It is time the Irish reclaimed St. Patrick's Day as their own.
This site is a humorous response to all the erroneous nonsense that goes on throughout the American continent on 17th
March in the name of the good gentleman.
First of all it may surprise you to know that St. Patrick's Day was
not traditionally celebrated in Ireland in the same way it is in America and we most definitely did not drink green beer.
St. Patrick's Day was first and foremost a religious celebration
in the old country. The colour most often associated with St. Patrick was blue which was also the colour of the old Irish flag.
SHAM SHAMROCK
The Irish shamrock is a small leafed plant with THREE leaves, not four as commonly found on Canadian St.
Patrick's Day merchandise (made in China).
If you want to get botanically picky, the original used by St.
Patrick to explain the Holy Trinity was probably hop clover (trifolium minus), white clover (trifolium repens), wood
sorrel (oxalis acetosella) or the black medic (medicago lupulina) - not the huge leafed oxalis often sold in America -
remember the old Irish song is "The Dear Little Shamrock". The plant commonly sold nowadays at
Covent Garden as shamrock is trifolium minus, a small yellow-flowered clover, and the same plant is now used as shamrock
in Ireland in the counties of Antrim, Down, Meath, Fermanagh, Dublin, Wicklow, Carlow, Westmeath, Wexford, Limerick, Waterford,
Cork, and Kerry. This plant, in present usage, has the greatest claim to the name of true shamrock.
IS IT CLOVER?
The rare mutation of a four leafed clover was revered by pre Christian Druids
and is considered lucky if you are fortunate enough to find one. Nowadays Oxalis deppei (a plant which naturally has four
leaves) is used as a good luck plant. However it is not a true clover - just a lookalike. Perhaps when it is used on St. Patrick's
Day it is meant to symbolise the luck o' the Irish, but PLEASE don't call it a shamrock!

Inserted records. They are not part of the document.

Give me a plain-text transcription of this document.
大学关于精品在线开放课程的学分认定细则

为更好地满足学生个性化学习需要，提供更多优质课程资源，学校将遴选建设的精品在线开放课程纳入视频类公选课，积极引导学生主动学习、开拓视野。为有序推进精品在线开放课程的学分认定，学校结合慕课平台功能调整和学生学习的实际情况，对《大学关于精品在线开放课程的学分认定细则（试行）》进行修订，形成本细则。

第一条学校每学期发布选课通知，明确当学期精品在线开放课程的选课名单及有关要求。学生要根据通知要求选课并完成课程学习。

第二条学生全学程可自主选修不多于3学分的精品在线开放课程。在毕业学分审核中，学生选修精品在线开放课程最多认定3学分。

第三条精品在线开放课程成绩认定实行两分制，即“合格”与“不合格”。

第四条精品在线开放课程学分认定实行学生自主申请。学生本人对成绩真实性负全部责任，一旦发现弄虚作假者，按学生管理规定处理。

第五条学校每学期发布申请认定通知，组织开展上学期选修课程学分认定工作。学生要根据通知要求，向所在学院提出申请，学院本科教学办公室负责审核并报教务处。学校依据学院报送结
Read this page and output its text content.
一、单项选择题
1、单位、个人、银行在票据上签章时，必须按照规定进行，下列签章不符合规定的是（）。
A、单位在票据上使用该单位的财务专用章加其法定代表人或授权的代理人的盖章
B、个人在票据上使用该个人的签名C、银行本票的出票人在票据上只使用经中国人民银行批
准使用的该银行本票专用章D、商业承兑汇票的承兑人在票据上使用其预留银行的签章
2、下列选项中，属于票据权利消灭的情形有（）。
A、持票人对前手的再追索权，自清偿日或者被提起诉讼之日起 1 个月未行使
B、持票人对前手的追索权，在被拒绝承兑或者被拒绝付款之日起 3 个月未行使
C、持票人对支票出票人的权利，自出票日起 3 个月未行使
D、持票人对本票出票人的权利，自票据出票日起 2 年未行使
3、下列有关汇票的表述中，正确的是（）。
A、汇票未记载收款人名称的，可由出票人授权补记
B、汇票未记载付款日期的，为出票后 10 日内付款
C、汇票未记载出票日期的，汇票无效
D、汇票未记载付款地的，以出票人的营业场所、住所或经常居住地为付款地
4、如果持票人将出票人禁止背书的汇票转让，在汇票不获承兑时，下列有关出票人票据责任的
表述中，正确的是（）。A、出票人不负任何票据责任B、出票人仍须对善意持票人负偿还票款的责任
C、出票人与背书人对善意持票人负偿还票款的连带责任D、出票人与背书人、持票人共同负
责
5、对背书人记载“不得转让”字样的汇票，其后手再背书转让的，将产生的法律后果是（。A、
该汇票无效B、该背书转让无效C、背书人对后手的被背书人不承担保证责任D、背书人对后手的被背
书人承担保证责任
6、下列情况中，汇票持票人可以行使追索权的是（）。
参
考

WHAT ON EARTH IS CORNED BEEF?
As for corned beef - well...the Irish never ate the
stuff. Now, it has been pointed out to me that James Joyce mentions it in The Dubliners. That may be so, but Dublin
city has always been culturally more English than Irish. Beef was corned in and around the Cork region of Ireland from
the late 1600s ( when the English took control) to the early 1800s but this was almost exclusively for
export to England and Europe and was not commonly eaten by the natives. In my experience most people in Ireland agree
that corned beef first appeared in cans during the War and to my knowledge that is the only way it is still available there.